I have to say, this is an article I had wished I would never have to write.  EVERYONE is relieved when planting season is over.  The decision to replant is one that we never want to have to contemplate.  However, with severe storms, excessive rain, and a few frost scares over the past week, here we are.  I want you to know that we need to make this decision less about emotions and more about what the probabilities and profit margins are.  I built a spreadsheet that is going out to your FSA’s that will help with the decision.  This article is about the process to make that decision.

First, we DO need to make some decisions, but DO NOT rush!  Give the field some time to show its hand so to speak.  Then make a decision and move on.  If we look back and second-guess ourselves, at the end of the year we will regret the decision we made.  This is why we make this decision based on numbers and probabilities and not our gut feeling.  Once we make a decision don’t look back.

The second thing we need to do is get accurate stand counts.  Take counts at multiple locations throughout the field to get a good vision on what we have.  This existing stand count and your original plant populations will give us a percentage of our ability to hit our target yields based on past research and observations.  Furthermore, we start to determine what our yield potential will be based on a projected replanting date and target population.  We will then best calculate our replant costs.  Once we figure all these components, we are ready to calculate the difference between the two yield potentials minus the replant cost. If that tally comes out to be near a wash then the decision to replant will likely not pay off.  If the difference is great enough to cover all the costs then the decision to replant is viable.  Spots in the fields adding up to five acres or less probably are not worth replanting.

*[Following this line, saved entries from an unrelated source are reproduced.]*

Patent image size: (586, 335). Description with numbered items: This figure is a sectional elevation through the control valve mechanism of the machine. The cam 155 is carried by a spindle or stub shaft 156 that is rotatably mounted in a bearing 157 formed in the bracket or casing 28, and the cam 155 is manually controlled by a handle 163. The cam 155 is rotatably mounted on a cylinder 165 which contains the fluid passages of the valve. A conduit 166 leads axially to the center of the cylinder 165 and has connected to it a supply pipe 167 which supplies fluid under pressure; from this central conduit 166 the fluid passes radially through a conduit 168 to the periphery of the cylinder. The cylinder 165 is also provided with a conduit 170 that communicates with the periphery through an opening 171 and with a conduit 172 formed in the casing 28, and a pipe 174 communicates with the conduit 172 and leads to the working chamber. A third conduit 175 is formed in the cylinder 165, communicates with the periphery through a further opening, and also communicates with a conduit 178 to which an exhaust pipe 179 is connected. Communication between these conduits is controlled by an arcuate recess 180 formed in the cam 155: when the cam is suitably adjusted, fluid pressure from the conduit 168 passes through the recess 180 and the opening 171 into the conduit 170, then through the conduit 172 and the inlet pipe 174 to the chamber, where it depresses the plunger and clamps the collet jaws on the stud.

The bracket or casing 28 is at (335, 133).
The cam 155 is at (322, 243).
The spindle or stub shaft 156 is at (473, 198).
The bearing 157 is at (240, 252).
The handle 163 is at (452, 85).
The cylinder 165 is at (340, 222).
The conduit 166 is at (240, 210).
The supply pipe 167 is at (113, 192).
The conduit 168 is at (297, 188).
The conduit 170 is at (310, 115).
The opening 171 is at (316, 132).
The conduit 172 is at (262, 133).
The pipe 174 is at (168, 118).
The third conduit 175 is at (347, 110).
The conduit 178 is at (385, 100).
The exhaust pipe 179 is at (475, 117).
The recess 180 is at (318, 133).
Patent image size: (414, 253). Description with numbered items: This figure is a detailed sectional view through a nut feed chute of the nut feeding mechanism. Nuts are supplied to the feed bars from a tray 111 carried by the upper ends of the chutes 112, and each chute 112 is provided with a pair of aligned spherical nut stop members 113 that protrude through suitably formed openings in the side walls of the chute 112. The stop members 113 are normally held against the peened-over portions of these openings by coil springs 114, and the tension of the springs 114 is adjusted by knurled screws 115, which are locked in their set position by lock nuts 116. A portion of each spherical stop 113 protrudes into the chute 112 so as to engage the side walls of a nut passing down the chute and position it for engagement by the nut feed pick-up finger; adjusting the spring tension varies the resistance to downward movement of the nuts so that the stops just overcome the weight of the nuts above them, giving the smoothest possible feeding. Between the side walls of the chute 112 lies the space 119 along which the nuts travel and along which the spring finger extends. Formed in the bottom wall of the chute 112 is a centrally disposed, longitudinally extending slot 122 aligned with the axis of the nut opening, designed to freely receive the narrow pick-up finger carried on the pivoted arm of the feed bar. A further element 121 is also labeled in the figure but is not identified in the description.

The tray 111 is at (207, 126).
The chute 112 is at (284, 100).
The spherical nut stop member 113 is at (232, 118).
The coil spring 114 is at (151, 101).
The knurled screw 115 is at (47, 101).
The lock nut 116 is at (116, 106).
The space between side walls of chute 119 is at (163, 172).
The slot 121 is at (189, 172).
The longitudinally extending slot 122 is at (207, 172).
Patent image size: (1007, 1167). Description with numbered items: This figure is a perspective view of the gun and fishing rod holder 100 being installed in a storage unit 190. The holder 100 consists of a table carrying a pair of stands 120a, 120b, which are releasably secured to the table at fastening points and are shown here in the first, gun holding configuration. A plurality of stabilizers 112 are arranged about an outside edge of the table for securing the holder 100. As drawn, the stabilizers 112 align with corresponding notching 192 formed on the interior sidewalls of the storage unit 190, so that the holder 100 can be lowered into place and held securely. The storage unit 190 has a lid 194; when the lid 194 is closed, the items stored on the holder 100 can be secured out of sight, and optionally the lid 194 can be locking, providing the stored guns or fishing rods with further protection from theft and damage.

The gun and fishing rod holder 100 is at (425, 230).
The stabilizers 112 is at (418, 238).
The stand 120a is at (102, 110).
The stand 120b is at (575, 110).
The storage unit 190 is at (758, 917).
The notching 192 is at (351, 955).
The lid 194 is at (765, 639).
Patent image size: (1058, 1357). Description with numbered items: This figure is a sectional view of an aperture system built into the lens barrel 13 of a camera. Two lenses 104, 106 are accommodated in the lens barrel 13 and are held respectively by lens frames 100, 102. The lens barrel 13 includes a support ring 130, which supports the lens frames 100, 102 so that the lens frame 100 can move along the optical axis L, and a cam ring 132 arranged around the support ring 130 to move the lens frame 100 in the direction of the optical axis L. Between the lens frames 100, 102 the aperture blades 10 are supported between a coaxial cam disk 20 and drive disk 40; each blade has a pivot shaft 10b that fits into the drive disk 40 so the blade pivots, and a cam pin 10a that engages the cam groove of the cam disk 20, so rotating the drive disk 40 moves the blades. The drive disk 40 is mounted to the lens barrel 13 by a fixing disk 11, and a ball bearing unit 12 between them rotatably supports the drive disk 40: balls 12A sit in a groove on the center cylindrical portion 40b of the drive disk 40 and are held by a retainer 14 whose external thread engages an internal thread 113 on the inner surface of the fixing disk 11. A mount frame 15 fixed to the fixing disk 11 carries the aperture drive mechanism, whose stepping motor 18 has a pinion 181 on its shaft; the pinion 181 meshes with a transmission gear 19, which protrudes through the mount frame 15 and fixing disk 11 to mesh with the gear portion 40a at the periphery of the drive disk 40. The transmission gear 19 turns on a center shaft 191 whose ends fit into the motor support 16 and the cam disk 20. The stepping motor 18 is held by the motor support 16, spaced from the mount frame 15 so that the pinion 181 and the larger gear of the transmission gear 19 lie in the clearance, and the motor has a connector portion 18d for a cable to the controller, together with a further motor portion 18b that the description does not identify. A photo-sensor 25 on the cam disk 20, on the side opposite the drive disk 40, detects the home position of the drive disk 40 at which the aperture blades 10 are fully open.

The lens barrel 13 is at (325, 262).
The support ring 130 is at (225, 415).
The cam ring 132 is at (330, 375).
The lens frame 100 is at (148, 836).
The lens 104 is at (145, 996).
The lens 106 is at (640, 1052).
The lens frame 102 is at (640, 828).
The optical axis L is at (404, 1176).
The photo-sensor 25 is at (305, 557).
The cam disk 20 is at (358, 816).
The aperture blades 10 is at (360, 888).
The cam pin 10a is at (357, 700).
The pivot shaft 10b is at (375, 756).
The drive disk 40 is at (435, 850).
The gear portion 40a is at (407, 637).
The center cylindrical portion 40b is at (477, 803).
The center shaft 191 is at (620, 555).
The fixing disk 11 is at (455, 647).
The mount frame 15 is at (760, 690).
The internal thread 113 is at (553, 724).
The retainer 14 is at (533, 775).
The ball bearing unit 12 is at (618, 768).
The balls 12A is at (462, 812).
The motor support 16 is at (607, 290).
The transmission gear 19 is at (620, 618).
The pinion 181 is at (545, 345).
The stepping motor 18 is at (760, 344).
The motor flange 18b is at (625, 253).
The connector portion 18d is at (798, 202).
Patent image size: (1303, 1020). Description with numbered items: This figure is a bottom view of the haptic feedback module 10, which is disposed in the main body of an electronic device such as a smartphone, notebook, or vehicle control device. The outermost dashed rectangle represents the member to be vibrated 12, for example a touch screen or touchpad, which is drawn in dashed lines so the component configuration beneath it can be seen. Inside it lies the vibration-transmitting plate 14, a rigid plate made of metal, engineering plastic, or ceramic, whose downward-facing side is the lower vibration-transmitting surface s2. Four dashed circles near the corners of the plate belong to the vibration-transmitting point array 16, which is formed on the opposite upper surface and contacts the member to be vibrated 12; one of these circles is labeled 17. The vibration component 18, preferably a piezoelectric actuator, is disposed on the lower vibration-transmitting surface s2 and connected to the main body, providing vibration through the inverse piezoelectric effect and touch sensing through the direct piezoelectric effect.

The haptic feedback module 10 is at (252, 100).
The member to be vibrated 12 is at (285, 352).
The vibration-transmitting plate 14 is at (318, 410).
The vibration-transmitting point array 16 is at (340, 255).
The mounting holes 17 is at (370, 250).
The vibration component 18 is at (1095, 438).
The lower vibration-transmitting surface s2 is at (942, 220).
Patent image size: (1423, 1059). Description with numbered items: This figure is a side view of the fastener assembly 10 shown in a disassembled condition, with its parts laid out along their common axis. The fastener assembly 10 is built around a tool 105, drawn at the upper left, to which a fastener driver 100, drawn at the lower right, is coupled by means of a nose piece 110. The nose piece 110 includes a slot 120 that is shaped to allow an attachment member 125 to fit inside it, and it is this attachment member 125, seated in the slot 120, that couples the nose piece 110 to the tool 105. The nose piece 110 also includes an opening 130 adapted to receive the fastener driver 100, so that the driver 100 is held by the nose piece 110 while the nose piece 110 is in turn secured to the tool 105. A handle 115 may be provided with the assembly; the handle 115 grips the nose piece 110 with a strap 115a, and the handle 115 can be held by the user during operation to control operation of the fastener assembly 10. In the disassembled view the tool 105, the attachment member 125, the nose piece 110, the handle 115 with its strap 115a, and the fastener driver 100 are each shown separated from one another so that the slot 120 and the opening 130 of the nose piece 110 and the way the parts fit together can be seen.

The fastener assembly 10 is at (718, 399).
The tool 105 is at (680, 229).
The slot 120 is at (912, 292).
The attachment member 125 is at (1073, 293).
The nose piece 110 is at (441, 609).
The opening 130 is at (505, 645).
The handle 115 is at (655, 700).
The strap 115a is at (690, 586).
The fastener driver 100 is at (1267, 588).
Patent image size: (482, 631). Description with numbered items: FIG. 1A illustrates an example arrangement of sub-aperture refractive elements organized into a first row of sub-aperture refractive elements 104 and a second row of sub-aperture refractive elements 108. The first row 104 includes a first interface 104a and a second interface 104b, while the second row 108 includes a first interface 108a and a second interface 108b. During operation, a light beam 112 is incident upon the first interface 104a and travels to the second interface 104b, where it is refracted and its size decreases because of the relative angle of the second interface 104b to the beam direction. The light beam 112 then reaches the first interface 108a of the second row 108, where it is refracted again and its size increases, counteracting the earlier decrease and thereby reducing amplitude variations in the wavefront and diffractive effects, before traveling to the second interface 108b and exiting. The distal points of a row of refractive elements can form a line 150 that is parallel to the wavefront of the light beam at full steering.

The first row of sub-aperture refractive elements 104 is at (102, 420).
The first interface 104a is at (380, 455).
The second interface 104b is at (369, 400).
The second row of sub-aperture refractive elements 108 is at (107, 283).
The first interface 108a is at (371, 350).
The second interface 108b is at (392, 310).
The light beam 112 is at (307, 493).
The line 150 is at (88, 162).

Today our greatest risk to yield loss is stand reduction.  This lowers our total yield potential by reducing the number of total ears per acre in a given field.  With the semi flex hybrids we have today, our ability to out flex stand loss is fairly low.  Not to mention that only works if the stand reduction is uniform, and what we have after a storm is anything but uniform.  Those stretches of stand loss of 3-6 feet lead to a total potential yield loss of 10%.  That’s in addition to the loss of the plants.  There will also be a fight for weed control on these open spaces.

In regards to all this frost injury we have experienced in the later part of last week, again don’t rush to make a decision.  Let us see how the crop responds to the frost itself.  Reduction of stand is once again our greatest threat.  Given all our crop has been through: cold soils, crust, heavy rains, and flooding, stand count reduction is very possible.  The weaker plants that have been through the most are at the greatest risk of death from a frost.  This isn’t because the frost killed it, but because the plant didn’t have enough left in the tank to survive.  Therefore, give the plants 48 hours to collect themselves and start to grow again.  Then give it another 72-96 hours to see what you have left.  As far as corn goes, we could defoliate the entire plant until about stage V5 and not experience any significant yield loss.  Soybeans on the other hand are a little more finicky.  If they experienced a killing frost we will definitely know it sooner than with corn.  Therefore, we are able to evaluate those stands and make a decision earlier.

A few last thoughts on replant before the phones begin to ring.  Whatever you do, don’t try to mud the replant corn in!  I had a fear of sidewall compaction the first time planting.  I absolutely dread it in the replant situation.  That added potential yield loss is part of what makes us regret the replant decision in the first place.   Additionally, it is too early to start to think about selecting a shorter hybrid to replant.  If at all possible, stay in the same maturity that you are currently in for at least the next week to 10 days.  I don’t want us paying the short season penalty twice.  After about May 26th our hybrids will naturally shorten up in maturity to catch up anyway, so when we move to a shorter season corn we do it twice before the first of June.  Header1

These are the cases that keep agronomists up at night.  That is why I hope the tool that the FSA’s will have becomes useful to you in making the tough decisions.  Whatever your decision, we here at UFC will do our level best to help you make lemonade out of lemons.  When trying to make the best of a bad situation is when your trusted advisor is most valuable and the reason we are here.  Now, with the help of your advisor, go make an educated decision and some lemonade.